Oprofile from a flow graph running on an OMAP3


#1

From gnuradio running on the Beagle. The flow graph is the one I
posted earlier, except fed real data.

Anyone know what the std::vector<float, std::allocator

::operator[](unsigned int) call does? I guess it is time to hack
some NEON into the generic FIR fiilter code.

Philip

root@beagleboard:~# opreport -l --threshold=1
CPU: ARM V7 PMNC, speed 0 MHz (estimated)
Counted CPU_CYCLES events (Number of CPU cycles) with a unit mask of
0x00 (No unit mask) count 100000
samples % app name symbol name
244 32.2751 libgnuradio-core.so.0.0.0
gr_fir_fff_generic::filter(float const*)
167 22.0899 libgnuradio-core.so.0.0.0 std::vector<float,
std::allocator >::operator[](unsigned int)
80 10.5820 vmlinux-2.6.27-rc7-omap1 generic_interrupt
46 6.0847 libgnuradio-core.so.0.0.0 gr_fast_atan2f(float, float)
39 5.1587 libgnuradio-core.so.0.0.0 .plt
36 4.7619 vmlinux-2.6.27-rc7-omap1 schedule
13 1.7196 vmlinux-2.6.27-rc7-omap1 handle_IRQ_event
11 1.4550 vmlinux-2.6.27-rc7-omap1 vfp_notifier
10 1.3228 libgcc_s.so.1 __mulsc3
10 1.3228 vmlinux-2.6.27-rc7-omap1 thumbee_notifier
8 1.0582 vmlinux-2.6.27-rc7-omap1 mmc_omap_start_command


#2

On Sat, 2008-10-11 at 14:38 -0400, Philip B. wrote:

Anyone know what the std::vector<float, std::allocator

::operator[](unsigned int) call does?

That is the array deference operator for the an STL vector of floats:

v = std::vector(…)
int pos = …
float f = v[pos]

This last results in the call to the function you quoted.

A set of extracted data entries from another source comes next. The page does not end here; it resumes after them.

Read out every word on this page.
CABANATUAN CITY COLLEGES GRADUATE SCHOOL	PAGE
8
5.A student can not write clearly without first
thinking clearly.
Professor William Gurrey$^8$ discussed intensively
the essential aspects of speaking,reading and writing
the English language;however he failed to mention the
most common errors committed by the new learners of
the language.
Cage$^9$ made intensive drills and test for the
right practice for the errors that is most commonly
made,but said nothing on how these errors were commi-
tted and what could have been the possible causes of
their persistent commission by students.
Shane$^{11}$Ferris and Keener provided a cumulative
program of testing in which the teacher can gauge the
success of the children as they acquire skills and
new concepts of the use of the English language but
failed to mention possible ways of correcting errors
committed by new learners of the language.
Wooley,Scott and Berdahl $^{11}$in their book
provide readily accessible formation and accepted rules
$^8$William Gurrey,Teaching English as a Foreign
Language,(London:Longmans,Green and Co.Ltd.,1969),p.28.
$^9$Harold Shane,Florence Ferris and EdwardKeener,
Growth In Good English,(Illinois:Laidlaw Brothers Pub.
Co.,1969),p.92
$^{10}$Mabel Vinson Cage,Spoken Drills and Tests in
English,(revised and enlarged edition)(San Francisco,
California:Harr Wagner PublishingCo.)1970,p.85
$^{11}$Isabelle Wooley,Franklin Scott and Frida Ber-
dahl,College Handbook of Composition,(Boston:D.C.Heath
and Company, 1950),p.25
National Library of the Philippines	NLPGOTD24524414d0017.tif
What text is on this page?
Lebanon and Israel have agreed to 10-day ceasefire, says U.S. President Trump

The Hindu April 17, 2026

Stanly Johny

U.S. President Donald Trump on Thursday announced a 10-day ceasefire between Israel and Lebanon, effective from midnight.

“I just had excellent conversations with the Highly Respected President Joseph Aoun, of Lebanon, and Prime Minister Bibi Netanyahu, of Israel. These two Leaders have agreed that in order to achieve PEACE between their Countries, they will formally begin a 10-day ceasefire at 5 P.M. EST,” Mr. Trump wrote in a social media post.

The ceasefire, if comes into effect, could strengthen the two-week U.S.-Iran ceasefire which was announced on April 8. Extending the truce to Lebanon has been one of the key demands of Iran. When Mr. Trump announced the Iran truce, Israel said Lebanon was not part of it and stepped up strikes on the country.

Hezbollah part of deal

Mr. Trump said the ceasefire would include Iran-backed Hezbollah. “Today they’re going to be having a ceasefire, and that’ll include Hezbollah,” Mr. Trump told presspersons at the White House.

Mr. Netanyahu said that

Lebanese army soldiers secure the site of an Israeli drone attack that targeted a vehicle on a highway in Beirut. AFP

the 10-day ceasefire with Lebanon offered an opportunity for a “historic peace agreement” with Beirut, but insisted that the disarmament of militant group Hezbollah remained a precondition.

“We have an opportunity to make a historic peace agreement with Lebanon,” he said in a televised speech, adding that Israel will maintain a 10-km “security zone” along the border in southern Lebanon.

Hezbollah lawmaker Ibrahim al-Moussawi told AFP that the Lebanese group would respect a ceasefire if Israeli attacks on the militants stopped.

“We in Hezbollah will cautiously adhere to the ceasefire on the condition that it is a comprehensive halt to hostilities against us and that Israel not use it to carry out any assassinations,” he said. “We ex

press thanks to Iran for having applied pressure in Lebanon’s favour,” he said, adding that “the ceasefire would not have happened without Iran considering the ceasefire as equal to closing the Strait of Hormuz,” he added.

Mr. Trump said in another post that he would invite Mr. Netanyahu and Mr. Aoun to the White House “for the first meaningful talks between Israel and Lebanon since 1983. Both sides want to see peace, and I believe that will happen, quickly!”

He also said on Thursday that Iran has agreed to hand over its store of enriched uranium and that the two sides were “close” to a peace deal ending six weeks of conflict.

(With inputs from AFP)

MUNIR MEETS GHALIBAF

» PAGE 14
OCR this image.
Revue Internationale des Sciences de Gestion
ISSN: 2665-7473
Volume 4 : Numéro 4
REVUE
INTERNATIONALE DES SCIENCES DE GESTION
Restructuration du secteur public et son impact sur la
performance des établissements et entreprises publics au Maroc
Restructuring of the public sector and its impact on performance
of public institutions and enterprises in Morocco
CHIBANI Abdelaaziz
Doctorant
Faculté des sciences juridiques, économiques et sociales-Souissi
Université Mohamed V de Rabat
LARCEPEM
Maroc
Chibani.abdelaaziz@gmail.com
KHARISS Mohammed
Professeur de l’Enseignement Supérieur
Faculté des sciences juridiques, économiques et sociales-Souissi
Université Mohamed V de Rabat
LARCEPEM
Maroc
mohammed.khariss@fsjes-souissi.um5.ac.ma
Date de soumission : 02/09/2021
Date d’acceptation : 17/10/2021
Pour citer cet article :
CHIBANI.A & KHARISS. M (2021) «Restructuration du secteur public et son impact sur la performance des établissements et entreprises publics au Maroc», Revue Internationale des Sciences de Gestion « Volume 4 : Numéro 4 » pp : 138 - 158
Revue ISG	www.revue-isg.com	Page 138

I’m not an ARM architecture expert, but I would suspect unaligned memory
access is resulting in the enormous amount of time spent here.


#3

On Sat, Oct 11, 2008 at 02:38:28PM -0400, Philip B. wrote:

From gnuradio running on the Beagle. The flow graph is the one I
posted earlier, except fed real data.

Anyone know what the std::vector<float, std::allocator

::operator[](unsigned int) call does? I guess it is time to hack
some NEON into the generic FIR fiilter code.

I think that’s just a sampling artifact of the inlined foo[x].
I’m pretty sure it’s spending time 55% of the time in
gr_fir_fff_generic::filter.

You may want to try gr.fft_filter_fff instead.

Eric


#4

On Sat, Oct 11, 2008 at 11:22 PM, Eric B. removed_email_address@domain.invalid wrote:

gr_fir_fff_generic::filter.

You may want to try gr.fft_filter_fff instead.

Sort of related, I have GNU radio detecting it is being built for NEON
capable ARM and building the generic and NEON filters. (oddly enough
the cheesy no-unrolling c I use for NEON beats the code in generic by
a factor of 3 or so) Is there a clever way to get the gcc .s files
built?

Philip